Pour Charles, 39 ans, militant en Bretagne de l'organisation Extinction Rebellion, l'éco-anxiété "est arrivée très soudainement", une "brusque prise de conscience de la catastrophe écologique". "Ca date très exactement d'avril 2017, c'est à ce moment-là que toutes les pièces du puzzle s'assemblent", explique-t-il au téléphone. Conséquence directe selon lui de la naissance de son premier enfant, sept mois plus tôt, et des "interrogations sur ce que je pouvais lui construire commme futur : il y avait quelque chose de panique."

Alice, militante de l'organisation Dernière Rénovation qui demande elle aussi à rester anonyme, se souvient "en 2019 d'une vidéo de la fonte des pôles en accéléré". "J'ai fondu en larmes, ça m'a complètement bouleversée. J'ai vraiment senti à quel point le danger était proche, je me suis sentie submergée, pas seulement par la peur mais aussi par la tristesse", relève la psychologue de 33 ans.

L'ineptie de la vie que je menais s'est cristallisée autour de mon travail. Je partais au bureau avec la boule au ventre, j'avais des crises d'angoisse, des sensations de malaise sur mon lieu de travail."

Parmi les symptômes de cette éco-anxiété, on retrouve souvent des pensées envahissantes, un isolement lié à l'incompréhension de l'entourage face au sentiment d'urgence climatique et une déconnexion entre ses aspirations et son mode de vie. Charles dit être passé par toutes ces phases. "Je ne voulais plus parler que de ça.
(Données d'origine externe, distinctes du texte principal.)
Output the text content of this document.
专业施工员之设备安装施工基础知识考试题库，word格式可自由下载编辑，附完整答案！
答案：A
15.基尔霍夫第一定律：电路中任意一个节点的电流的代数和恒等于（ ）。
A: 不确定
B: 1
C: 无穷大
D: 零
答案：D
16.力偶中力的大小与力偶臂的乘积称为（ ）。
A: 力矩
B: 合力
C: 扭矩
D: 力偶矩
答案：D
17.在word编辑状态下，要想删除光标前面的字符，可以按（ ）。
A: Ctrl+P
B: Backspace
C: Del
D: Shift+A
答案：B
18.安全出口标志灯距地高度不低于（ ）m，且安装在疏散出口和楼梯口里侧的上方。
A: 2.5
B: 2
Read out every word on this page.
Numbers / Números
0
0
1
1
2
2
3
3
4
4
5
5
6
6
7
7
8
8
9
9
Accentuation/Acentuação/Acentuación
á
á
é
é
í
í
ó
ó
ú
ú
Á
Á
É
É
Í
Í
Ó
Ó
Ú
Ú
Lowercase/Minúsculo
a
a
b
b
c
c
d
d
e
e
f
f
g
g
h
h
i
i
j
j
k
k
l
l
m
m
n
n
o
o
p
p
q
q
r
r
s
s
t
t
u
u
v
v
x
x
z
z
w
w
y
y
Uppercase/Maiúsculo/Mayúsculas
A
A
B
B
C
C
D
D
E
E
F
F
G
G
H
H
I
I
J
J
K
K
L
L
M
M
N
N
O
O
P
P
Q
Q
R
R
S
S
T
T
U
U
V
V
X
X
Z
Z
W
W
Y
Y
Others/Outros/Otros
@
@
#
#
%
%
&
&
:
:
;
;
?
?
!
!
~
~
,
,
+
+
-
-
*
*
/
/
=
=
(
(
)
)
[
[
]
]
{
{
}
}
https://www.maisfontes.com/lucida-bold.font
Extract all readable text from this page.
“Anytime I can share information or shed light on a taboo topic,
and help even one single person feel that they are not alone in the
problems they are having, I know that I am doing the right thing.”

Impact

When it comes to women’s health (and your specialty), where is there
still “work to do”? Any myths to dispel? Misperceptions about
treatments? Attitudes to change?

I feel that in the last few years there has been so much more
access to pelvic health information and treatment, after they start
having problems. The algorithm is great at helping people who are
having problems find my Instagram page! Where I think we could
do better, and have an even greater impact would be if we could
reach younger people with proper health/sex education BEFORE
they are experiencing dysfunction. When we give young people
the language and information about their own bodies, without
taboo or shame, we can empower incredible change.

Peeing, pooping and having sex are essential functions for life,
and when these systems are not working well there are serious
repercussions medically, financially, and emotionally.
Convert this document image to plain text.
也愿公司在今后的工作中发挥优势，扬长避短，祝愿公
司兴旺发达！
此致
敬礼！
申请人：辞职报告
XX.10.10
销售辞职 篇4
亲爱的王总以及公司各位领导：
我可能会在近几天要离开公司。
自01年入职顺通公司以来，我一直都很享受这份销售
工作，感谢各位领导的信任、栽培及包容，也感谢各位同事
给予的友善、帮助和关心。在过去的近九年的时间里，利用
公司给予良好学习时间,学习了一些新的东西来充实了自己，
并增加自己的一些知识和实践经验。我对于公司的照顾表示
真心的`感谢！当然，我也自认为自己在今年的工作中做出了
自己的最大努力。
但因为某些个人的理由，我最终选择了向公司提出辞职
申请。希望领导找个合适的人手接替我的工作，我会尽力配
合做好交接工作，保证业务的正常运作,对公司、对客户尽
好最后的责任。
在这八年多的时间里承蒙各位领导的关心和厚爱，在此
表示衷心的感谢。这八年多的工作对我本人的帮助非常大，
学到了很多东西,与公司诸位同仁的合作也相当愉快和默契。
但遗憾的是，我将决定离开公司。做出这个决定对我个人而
Et l'ineptie de la vie que je menais s'est cristallisée autour de mon travail. Je partais au bureau avec la boule au ventre, j'avais des crises d'angoisse, des sensations de malaise sur mon lieu de travail", raconte-t-il. "Le béton qui m'entourait me donnait la nausée, et je ne parle pas au sens figuré", insiste Charles qui cite aussi des "insomnies" et des "visions morbides, ça été très douloureux".

"Forme de deuil"

"C'est une préoccupation permanente, le fait que si on n'agit pas rapidement et de manière globale, on va dans le mur", confirme Cécile qui participe à Nantes à un groupe thérapeutique pour "mieux vivre son éco-anxiété". "J'avais besoin de ça, de savoir que je ne suis pas toute seule", souligne cette femme de 52 ans. "Je ne suis pas malade et ça ne m'empêche pas de vivre", précise celle qui travaille dans la recherche clinique, "mais c'est tellement présent que parfois ça fait venir des larmes quand je commence à y penser. Je suis dans une vraie émotion quand je regarde autour de moi et que je me dis 'est-ce que tout ça on l'aura encore dans 20 ans ?'". "C'est une forme de deuil par anticipation", résume Cécile qui, comme beaucoup d'autres éco-anxieux, milite activement pour lutter contre le changement climatique.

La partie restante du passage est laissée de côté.